Following in the style of her first two Nonesuch releases, the self-titled debut (1990) and Rockabye (1992), Holcomb’s forthcoming album The Big Time, features songs that evoke a kind of quiet spiritual reverie, creating an atmospheric musical world reflective of her diverse musical influences. Produced by Wayne Horvitz, the house band for The Big Time is Zony Mash plus guitarist Bill Frisell. Zony Mash is Keith Lowe (Fiona Apple, David Sylvian, G-Love) on bass, Timothy Young (David Sylvian) on guitar, drummer Andy Roth and Wayne Horvitz on Hammond Organ. Special guests include Kate & Anna McGarrigle, Julie Wolf (Ani DeFranco Band), Doug Wieselman (Lounge Lizards, Victoria Williams), Danny Barnes (The Bad Livers) and violist Eyvind Kang (Secret Chiefs, John Zorn, Beck).
Other current projects include writing for the Bebe Miller Dance Company and the Joe Goode Performance Group. Her song “Deliver Me” was recently used as part of the Paul Taylor Dance Company’s performance of “Oz”.
Holcomb’s most recent Nonesuch release, Little Three (1996), primarily an instrumental album showcasing her spare compositional style, was called “sensitive, descriptive, adventuresome and full of soul” by The Washington Post. Holcomb’s Nonesuch releases to date have made her a favorite among the music press. Her work has been called “remarkable” (CMJ), “stunning” (Option), “entrancing” (Billboard), and “an essential respite from the raft of female singer/songwriters currently clogging record stores” (Philadelphia Inquirer).

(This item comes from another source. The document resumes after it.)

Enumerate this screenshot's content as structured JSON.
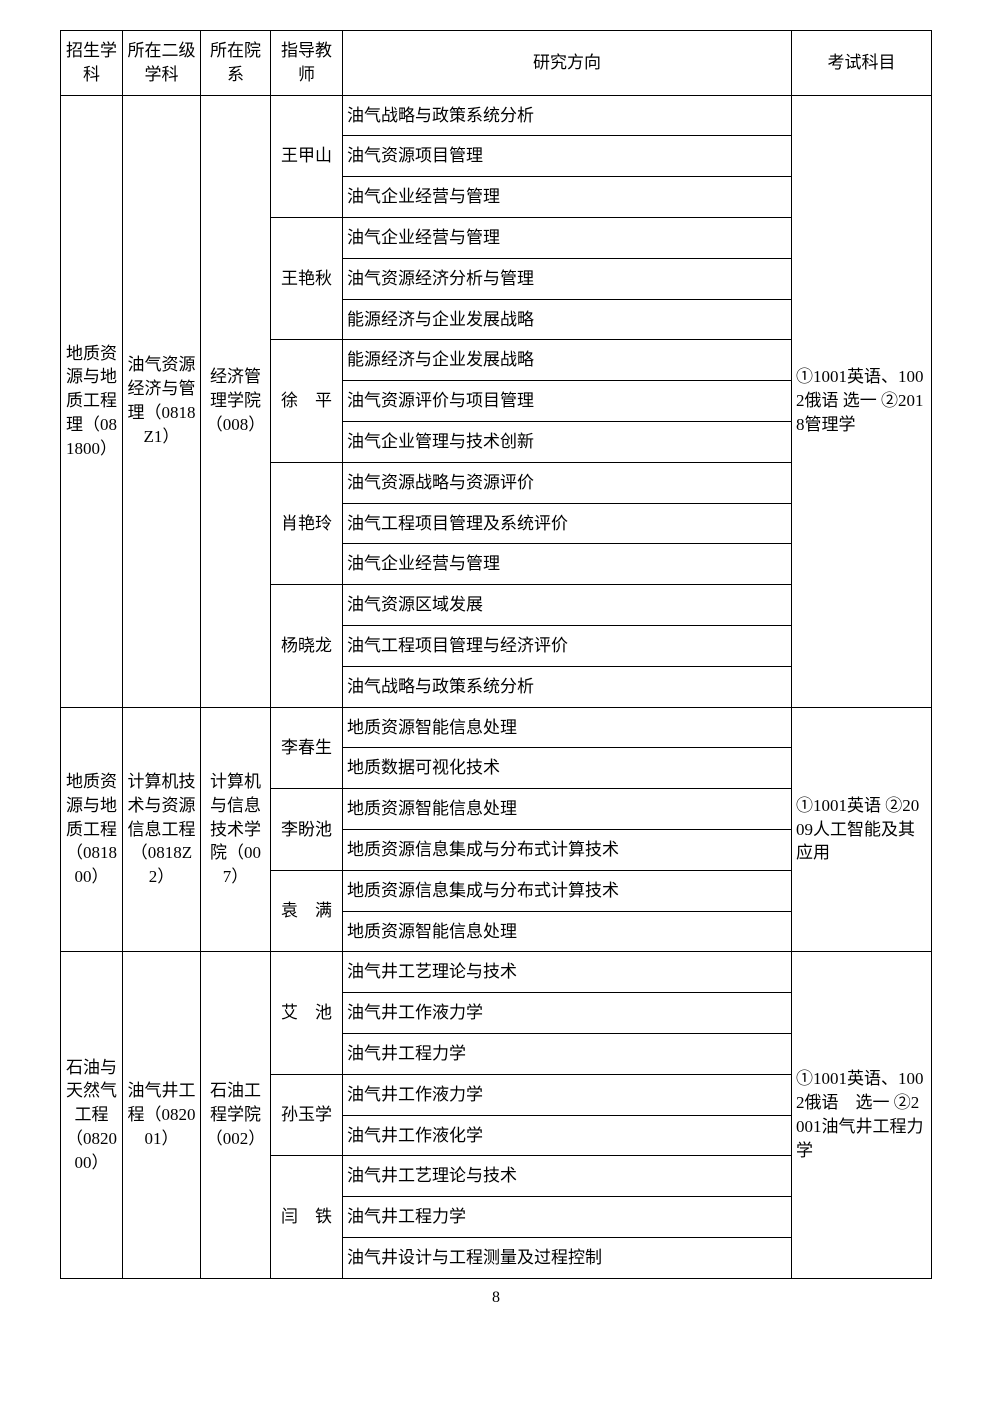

During the 1980s, as a writer and pianist in New York’s experimental music scene, she co-founded Studio Henry, a performance outlet where she gave poetry readings and concerts. Two Sound Aspects recordings from the 1980s (“Larks They Crazy” and “Todos Santos”) feature her instrumental writing, and two more recent recordings on New World include big band works written for the ensemble the New York Composers Orchestra, which she co-founded with Wayne Horvitz, to whom she is married.

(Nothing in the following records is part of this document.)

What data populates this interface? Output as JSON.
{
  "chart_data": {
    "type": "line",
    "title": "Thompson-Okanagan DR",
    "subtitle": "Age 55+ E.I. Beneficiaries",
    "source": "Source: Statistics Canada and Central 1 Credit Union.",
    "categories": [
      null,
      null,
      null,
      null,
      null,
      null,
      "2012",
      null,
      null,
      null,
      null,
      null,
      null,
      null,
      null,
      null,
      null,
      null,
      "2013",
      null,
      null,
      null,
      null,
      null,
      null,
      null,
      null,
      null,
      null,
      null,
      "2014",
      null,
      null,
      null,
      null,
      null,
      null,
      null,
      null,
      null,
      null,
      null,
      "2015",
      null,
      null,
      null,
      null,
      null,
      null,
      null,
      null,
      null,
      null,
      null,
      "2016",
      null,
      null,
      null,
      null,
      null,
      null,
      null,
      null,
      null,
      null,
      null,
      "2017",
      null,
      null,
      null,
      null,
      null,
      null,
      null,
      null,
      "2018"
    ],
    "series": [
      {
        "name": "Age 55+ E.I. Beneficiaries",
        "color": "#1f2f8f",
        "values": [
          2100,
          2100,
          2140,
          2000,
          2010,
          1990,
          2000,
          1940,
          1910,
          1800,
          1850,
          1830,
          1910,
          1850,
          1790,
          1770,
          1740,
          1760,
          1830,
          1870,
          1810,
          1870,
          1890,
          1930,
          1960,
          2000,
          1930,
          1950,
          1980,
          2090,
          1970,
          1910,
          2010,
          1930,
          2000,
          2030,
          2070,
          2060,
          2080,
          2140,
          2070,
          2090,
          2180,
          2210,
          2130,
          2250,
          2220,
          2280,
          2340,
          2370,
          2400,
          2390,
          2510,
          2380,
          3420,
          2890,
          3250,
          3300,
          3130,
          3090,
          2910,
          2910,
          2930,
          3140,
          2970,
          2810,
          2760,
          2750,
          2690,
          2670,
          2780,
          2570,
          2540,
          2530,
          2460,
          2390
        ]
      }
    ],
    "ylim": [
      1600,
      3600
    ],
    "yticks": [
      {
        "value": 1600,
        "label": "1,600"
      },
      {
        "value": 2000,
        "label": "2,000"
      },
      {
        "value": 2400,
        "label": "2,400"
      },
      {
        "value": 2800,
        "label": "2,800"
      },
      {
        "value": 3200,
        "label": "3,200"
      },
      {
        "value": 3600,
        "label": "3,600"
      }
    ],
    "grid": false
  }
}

It was in her musical theater work, “Angels at the Four Corners,” that the seeds for Holcomb’s debut as a singer/songwriter were sown. Premiered in 1989 as part of New Music America, it combined storytelling with song, and Holcomb shared in the singing. Some of this material was included on her 1990 self-titled Nonesuch debut album, which received critical praise and a spot on the 1991 “Pazz & Jop Poll” of the Village Voice, which called Holcomb’s work “as literate as singer-songwriting gets.”

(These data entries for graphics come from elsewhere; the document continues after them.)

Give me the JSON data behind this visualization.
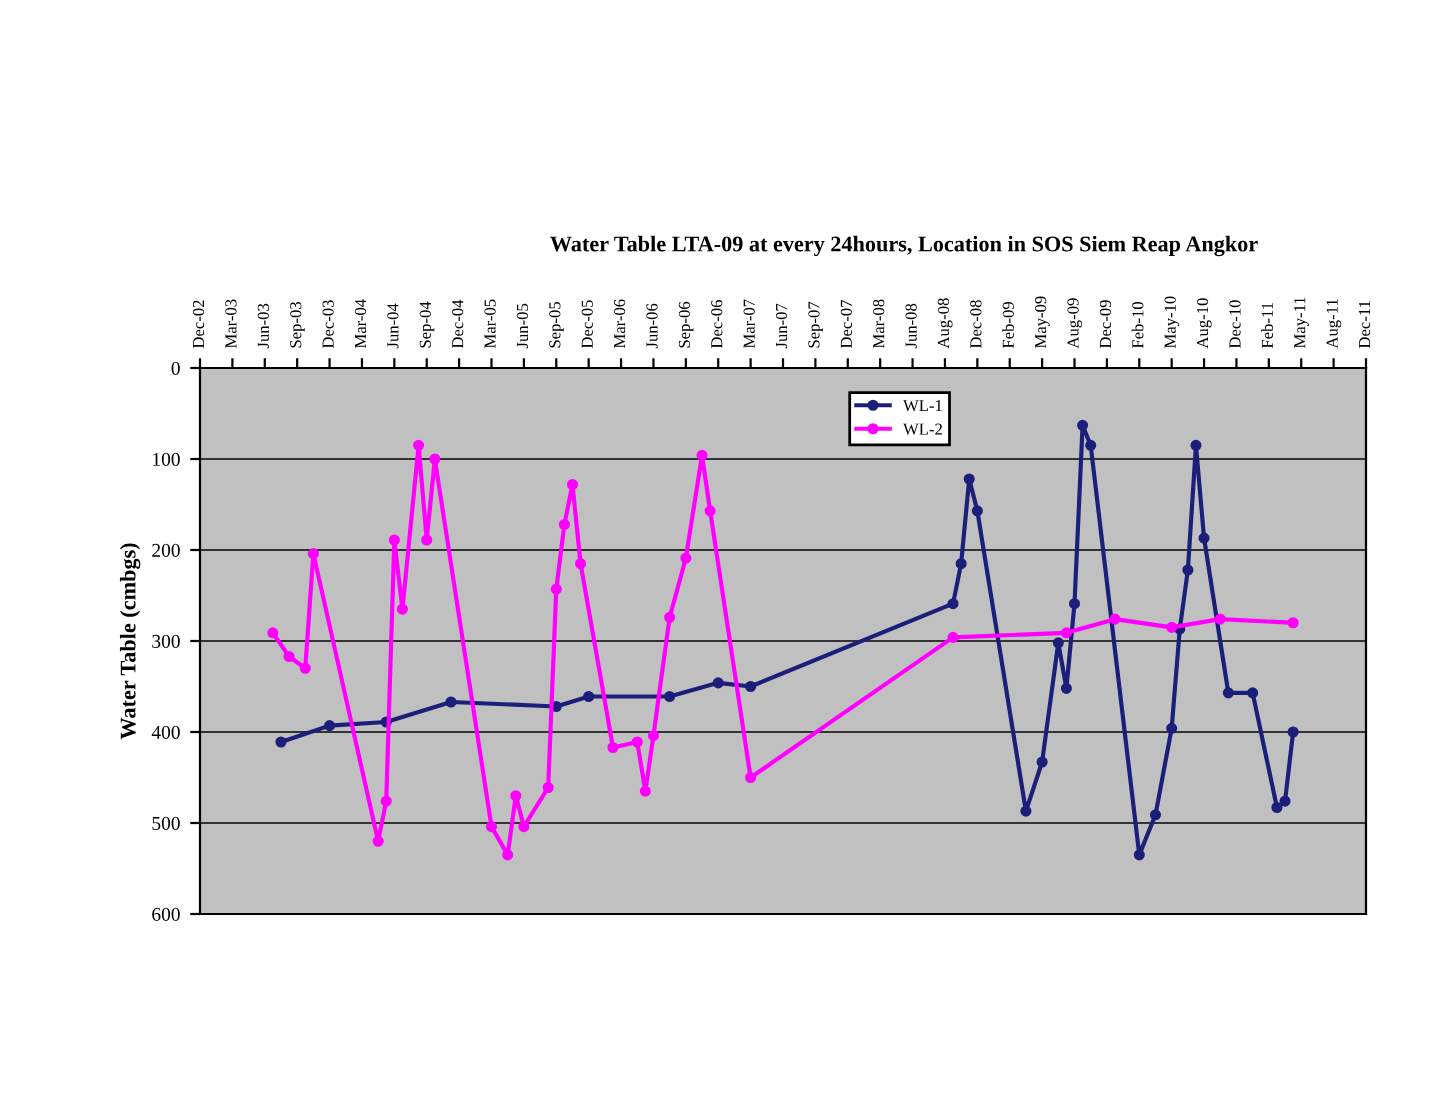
{
  "chart_data": {
    "type": "line",
    "title": "Water Table LTA-09 at every 24hours, Location in SOS Siem Reap Angkor",
    "ylabel": "Water Table (cmbgs)",
    "categories": [
      "Dec-02",
      null,
      null,
      null,
      "Mar-03",
      null,
      null,
      null,
      "Jun-03",
      null,
      null,
      null,
      "Sep-03",
      null,
      null,
      null,
      "Dec-03",
      null,
      null,
      null,
      "Mar-04",
      null,
      null,
      null,
      "Jun-04",
      null,
      null,
      null,
      "Sep-04",
      null,
      null,
      null,
      "Dec-04",
      null,
      null,
      null,
      "Mar-05",
      null,
      null,
      null,
      "Jun-05",
      null,
      null,
      null,
      "Sep-05",
      null,
      null,
      null,
      "Dec-05",
      null,
      null,
      null,
      "Mar-06",
      null,
      null,
      null,
      "Jun-06",
      null,
      null,
      null,
      "Sep-06",
      null,
      null,
      null,
      "Dec-06",
      null,
      null,
      null,
      "Mar-07",
      null,
      null,
      null,
      "Jun-07",
      null,
      null,
      null,
      "Sep-07",
      null,
      null,
      null,
      "Dec-07",
      null,
      null,
      null,
      "Mar-08",
      null,
      null,
      null,
      "Jun-08",
      null,
      null,
      null,
      "Aug-08",
      null,
      null,
      null,
      "Dec-08",
      null,
      null,
      null,
      "Feb-09",
      null,
      null,
      null,
      "May-09",
      null,
      null,
      null,
      "Aug-09",
      null,
      null,
      null,
      "Dec-09",
      null,
      null,
      null,
      "Feb-10",
      null,
      null,
      null,
      "May-10",
      null,
      null,
      null,
      "Aug-10",
      null,
      null,
      null,
      "Dec-10",
      null,
      null,
      null,
      "Feb-11",
      null,
      null,
      null,
      "May-11",
      null,
      null,
      null,
      "Aug-11",
      null,
      null,
      null,
      "Dec-11"
    ],
    "ylim": [
      600,
      0
    ],
    "yticks": [
      0,
      100,
      200,
      300,
      400,
      500,
      600
    ],
    "grid": "y",
    "legend": "top",
    "marker": "circle",
    "line_style": "solid",
    "series": [
      {
        "name": "WL-1",
        "color": "#1c1f7a",
        "values": [
          null,
          null,
          null,
          null,
          null,
          null,
          null,
          null,
          null,
          null,
          411,
          null,
          null,
          null,
          null,
          null,
          393,
          null,
          null,
          null,
          null,
          null,
          null,
          389,
          null,
          null,
          null,
          null,
          null,
          null,
          null,
          367,
          null,
          null,
          null,
          null,
          null,
          null,
          null,
          null,
          null,
          null,
          null,
          null,
          372,
          null,
          null,
          null,
          361,
          null,
          null,
          null,
          null,
          null,
          null,
          null,
          null,
          null,
          361,
          null,
          null,
          null,
          null,
          null,
          346,
          null,
          null,
          null,
          350,
          null,
          null,
          null,
          null,
          null,
          null,
          null,
          null,
          null,
          null,
          null,
          null,
          null,
          null,
          null,
          null,
          null,
          null,
          null,
          null,
          null,
          null,
          null,
          null,
          259,
          215,
          122,
          157,
          null,
          null,
          null,
          null,
          null,
          487,
          null,
          433,
          null,
          302,
          352,
          259,
          63,
          85,
          null,
          null,
          null,
          null,
          null,
          535,
          null,
          491,
          null,
          396,
          287,
          222,
          85,
          187,
          null,
          null,
          357,
          null,
          null,
          357,
          null,
          null,
          483,
          476,
          400,
          null,
          null,
          null,
          null,
          null,
          null,
          null,
          null,
          null
        ]
      },
      {
        "name": "WL-2",
        "color": "#ff00ff",
        "values": [
          null,
          null,
          null,
          null,
          null,
          null,
          null,
          null,
          null,
          291,
          null,
          317,
          null,
          330,
          204,
          null,
          null,
          null,
          null,
          null,
          null,
          null,
          520,
          476,
          189,
          265,
          null,
          85,
          189,
          100,
          null,
          null,
          null,
          null,
          null,
          null,
          504,
          null,
          535,
          470,
          504,
          null,
          null,
          461,
          243,
          172,
          128,
          215,
          null,
          null,
          null,
          417,
          null,
          null,
          411,
          465,
          404,
          null,
          274,
          null,
          209,
          null,
          96,
          157,
          null,
          null,
          null,
          null,
          450,
          null,
          null,
          null,
          null,
          null,
          null,
          null,
          null,
          null,
          null,
          null,
          null,
          null,
          null,
          null,
          null,
          null,
          null,
          null,
          null,
          null,
          null,
          null,
          null,
          296,
          null,
          null,
          null,
          null,
          null,
          null,
          null,
          null,
          null,
          null,
          null,
          null,
          null,
          291,
          null,
          null,
          null,
          null,
          null,
          276,
          null,
          null,
          null,
          null,
          null,
          null,
          285,
          null,
          null,
          null,
          null,
          null,
          276,
          null,
          null,
          null,
          null,
          null,
          null,
          null,
          null,
          280,
          null,
          null,
          null,
          null,
          null,
          null,
          null,
          null,
          null
        ]
      }
    ]
  }
}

With interests in folk music that emerged during her childhood in Georgia and the mountains of California, Holcomb expanded her musical vocabulary studying ethnomusicology and composition at U.C. Santa Cruz. Her musical influences, ranging from Randy Newman to The Band to Cecil Taylor to the Art Ensemble of Chicago, and the Appalachian flavor of some of her work also comes from her stint as a sharecropper in rural North Carolina. The artists she has collaborated with recently, ranging from from guitarists Peter Holsapple (dBs, REM) and Bill Frisell to Gospel vocalist Jevetta Steele and saxophonist Doug Wieselman, reflect her ability to blend musical genres, fluidly incorporating both classical, jazz, and folk styles. The resulting rhythmic and melodic quality of Holcomb’s music is at once ethereal, literate and evocative.
June 18, 2002
Holcomb’s hauntingly beautiful reveries reflect a stunning range of influences. Says the New York Times, “Her music draws on both the old-time Americana of parlor songs, waltzes, blues and ballads, and the modernism of jazz harmonies and formal twists.”